In 1 Lewis’ Suth. St. Const. (2d Ed.), at page 436, the author cites Beatrice v. Masslich, supra, and states that the view therein expressed as to the weight of authority is sustained by the decisions. On the same page he cites People v. Canvassers, 143 N. Y. 84, 37 N. E. 649, speaking of which he says :
“A New York act of 1883 amended section 16 of an act of 1856, relating to schools, ‘so as to read as follows/ In 1864 the Legislature passed an act to revise and consolidate the laws relating to public instruction, which repealed all inconsistent laws. It was claimed that the act of 1864 repealed the act of 1856, and that the amendment was void. The court was of a different opinion as to the repeal, but held that even if the act of 1856 was repealed, as claimed, the amendatory act of 1883 was nevertheless valid, and gave their reasons as follows: ‘The enactment of this law is put in the form of an amendment of a law which was standing upon the statute *236books, and whether the earlier law, by force of subsequent legislation, had become inoperative, is wholly immaterial. The only question is: Had the Legislature, in the enactment - complained of, expressed its purpose intelligently and provided fully upon the subject? If it has, then its act is valid and must- be upheld. That is the case here. The act of 1883 contains all that is provided for in the particular section of the act of 1856, and gives full power to the board pf supervisors with respect to the formation of school commissioner’s district. A law thus explicit and complete may not be disregarded or invalidated because of a possible mistake of the Legislature with respect to the existence of the statute in amendment of which, the act is passed. It is an enactment of a law, in any view.”

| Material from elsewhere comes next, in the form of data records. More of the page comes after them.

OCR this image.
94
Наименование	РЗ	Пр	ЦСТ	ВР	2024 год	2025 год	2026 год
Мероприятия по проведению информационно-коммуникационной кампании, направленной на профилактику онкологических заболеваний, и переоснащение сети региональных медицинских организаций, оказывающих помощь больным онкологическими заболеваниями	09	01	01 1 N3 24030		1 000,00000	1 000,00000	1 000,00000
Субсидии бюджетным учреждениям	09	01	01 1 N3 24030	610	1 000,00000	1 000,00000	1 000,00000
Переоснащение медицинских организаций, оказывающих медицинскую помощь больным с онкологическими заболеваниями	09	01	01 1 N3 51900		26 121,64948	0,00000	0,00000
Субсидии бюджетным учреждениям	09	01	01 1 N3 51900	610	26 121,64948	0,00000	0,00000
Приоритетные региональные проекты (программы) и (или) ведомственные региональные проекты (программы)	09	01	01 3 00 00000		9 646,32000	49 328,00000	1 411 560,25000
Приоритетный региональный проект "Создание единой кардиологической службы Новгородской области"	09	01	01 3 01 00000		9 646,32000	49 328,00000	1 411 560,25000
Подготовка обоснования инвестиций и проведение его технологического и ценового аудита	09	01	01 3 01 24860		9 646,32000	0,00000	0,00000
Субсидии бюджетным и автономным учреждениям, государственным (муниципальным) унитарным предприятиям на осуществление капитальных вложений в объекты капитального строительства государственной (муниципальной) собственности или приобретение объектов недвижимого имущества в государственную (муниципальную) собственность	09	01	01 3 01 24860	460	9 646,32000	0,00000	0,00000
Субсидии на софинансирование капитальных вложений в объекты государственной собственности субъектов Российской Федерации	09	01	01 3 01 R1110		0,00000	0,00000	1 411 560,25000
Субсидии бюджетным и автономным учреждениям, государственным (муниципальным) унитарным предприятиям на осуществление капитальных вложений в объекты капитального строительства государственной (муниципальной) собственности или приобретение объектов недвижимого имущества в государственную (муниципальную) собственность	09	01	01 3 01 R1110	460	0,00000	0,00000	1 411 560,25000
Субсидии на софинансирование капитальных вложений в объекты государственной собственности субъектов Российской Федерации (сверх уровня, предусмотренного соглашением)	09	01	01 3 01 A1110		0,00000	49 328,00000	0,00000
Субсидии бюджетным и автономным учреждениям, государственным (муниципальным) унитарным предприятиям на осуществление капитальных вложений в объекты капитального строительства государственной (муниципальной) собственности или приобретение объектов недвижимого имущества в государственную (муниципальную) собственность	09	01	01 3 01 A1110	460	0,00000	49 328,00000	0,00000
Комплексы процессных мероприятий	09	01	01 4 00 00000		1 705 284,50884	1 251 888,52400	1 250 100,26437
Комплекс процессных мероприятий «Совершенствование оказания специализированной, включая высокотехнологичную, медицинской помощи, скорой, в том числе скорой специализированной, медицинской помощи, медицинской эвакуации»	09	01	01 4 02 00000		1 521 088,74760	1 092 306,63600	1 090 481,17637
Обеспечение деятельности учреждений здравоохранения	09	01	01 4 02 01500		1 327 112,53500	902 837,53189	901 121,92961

We are, therefore, of opinion that, whether said section 5053 (section 4773, supra) was extended to and put in force throughout the state or not, said section has been amended by the act of April 24, 1913, supra, so as to read as amended, and that said act, being the latest expression of the Legislature, must stand, and hence this appeal will not lie. And that, too, although the act approved March 3, 1911 (Laws 1910-11, c. 39), provides:
“All general and public laws of the state of Oklahoma not contained in said revision are hereby repealed.”

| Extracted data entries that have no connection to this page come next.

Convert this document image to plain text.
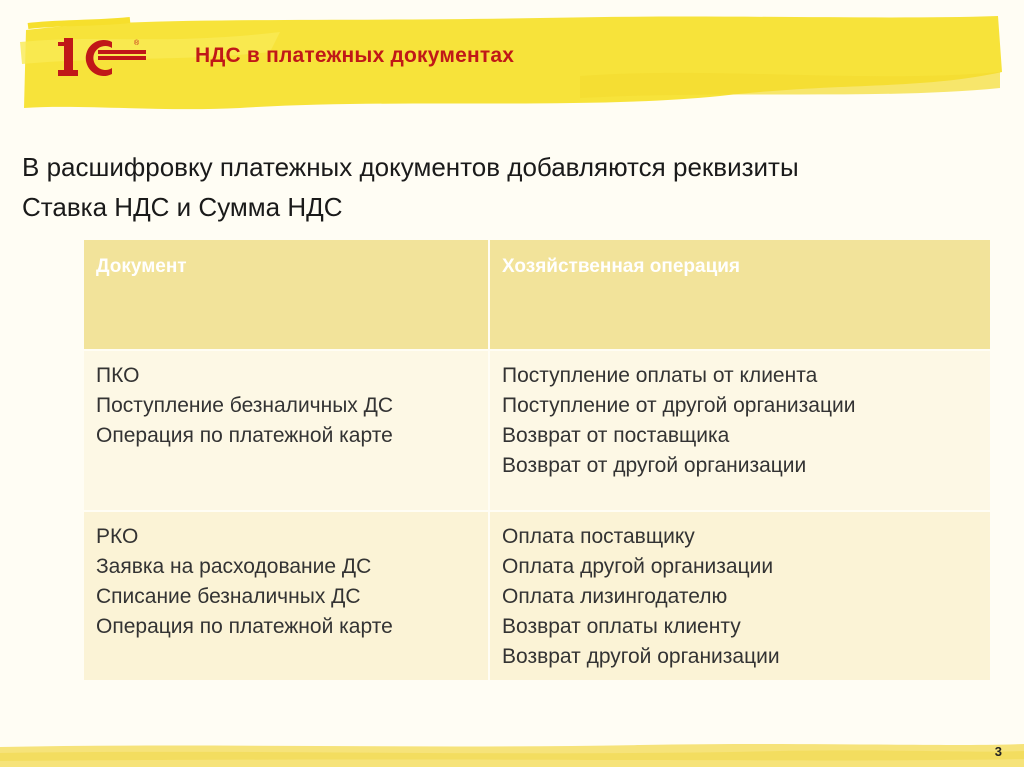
®
НДС в платежных документах
В расшифровку платежных документов добавляются реквизиты
Ставка НДС и Сумма НДС
Документ	Хозяйственная операция
ПКО
Поступление безналичных ДС
Операция по платежной карте
Поступление оплаты от клиента
Поступление от другой организации
Возврат от поставщика
Возврат от другой организации
РКО
Заявка на расходование ДС
Списание безналичных ДС
Операция по платежной карте
Оплата поставщику
Оплата другой организации
Оплата лизингодателю
Возврат оплаты клиенту
Возврат другой организации
3
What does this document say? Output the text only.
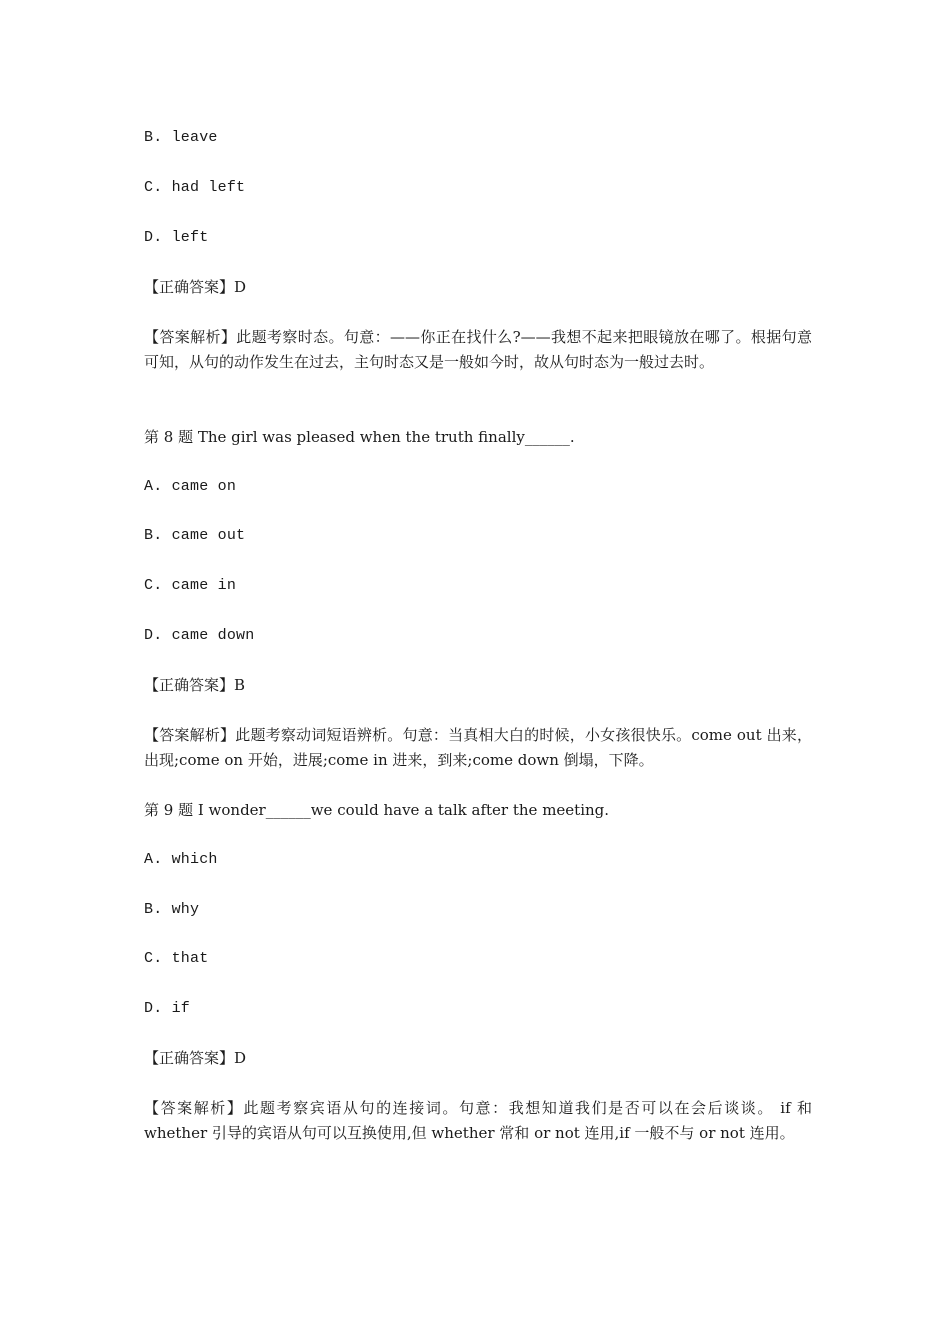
B. leave
C. had left
D. left
【正确答案】D
【答案解析】此题考察时态。句意：——你正在找什么?——我想不起来把眼镜放在哪了。根据句意可知，从句的动作发生在过去，主句时态又是一般如今时，故从句时态为一般过去时。
第 8 题 The girl was pleased when the truth finally______.
A. came on
B. came out
C. came in
D. came down
【正确答案】B
【答案解析】此题考察动词短语辨析。句意：当真相大白的时候，小女孩很快乐。come out 出来，出现;come on 开始，进展;come in 进来，到来;come down 倒塌，下降。
第 9 题 I wonder______we could have a talk after the meeting.
A. which
B. why
C. that
D. if
【正确答案】D
【答案解析】此题考察宾语从句的连接词。句意：我想知道我们是否可以在会后谈谈。 if 和 whether 引导的宾语从句可以互换使用,但 whether 常和 or not 连用,if 一般不与 or not 连用。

This for the reason that said act contains a general saving clause, which ‘reads:
“* * *. Provided, further, that this act shall not be construed to repeal any act of the Legislature enacted subsequent to-, the adjournment of the extraordinary session of the Legislature which convened in January, 1910.”
Which act of April 24, 1913, falling as it does within the clause, having been enacted subsequent to that time, was not repealed by being omitted from said revision.
The judgment of the trial court is therefore affirmed.
All the Justices concur, except KANE, C. J., absent and not participating.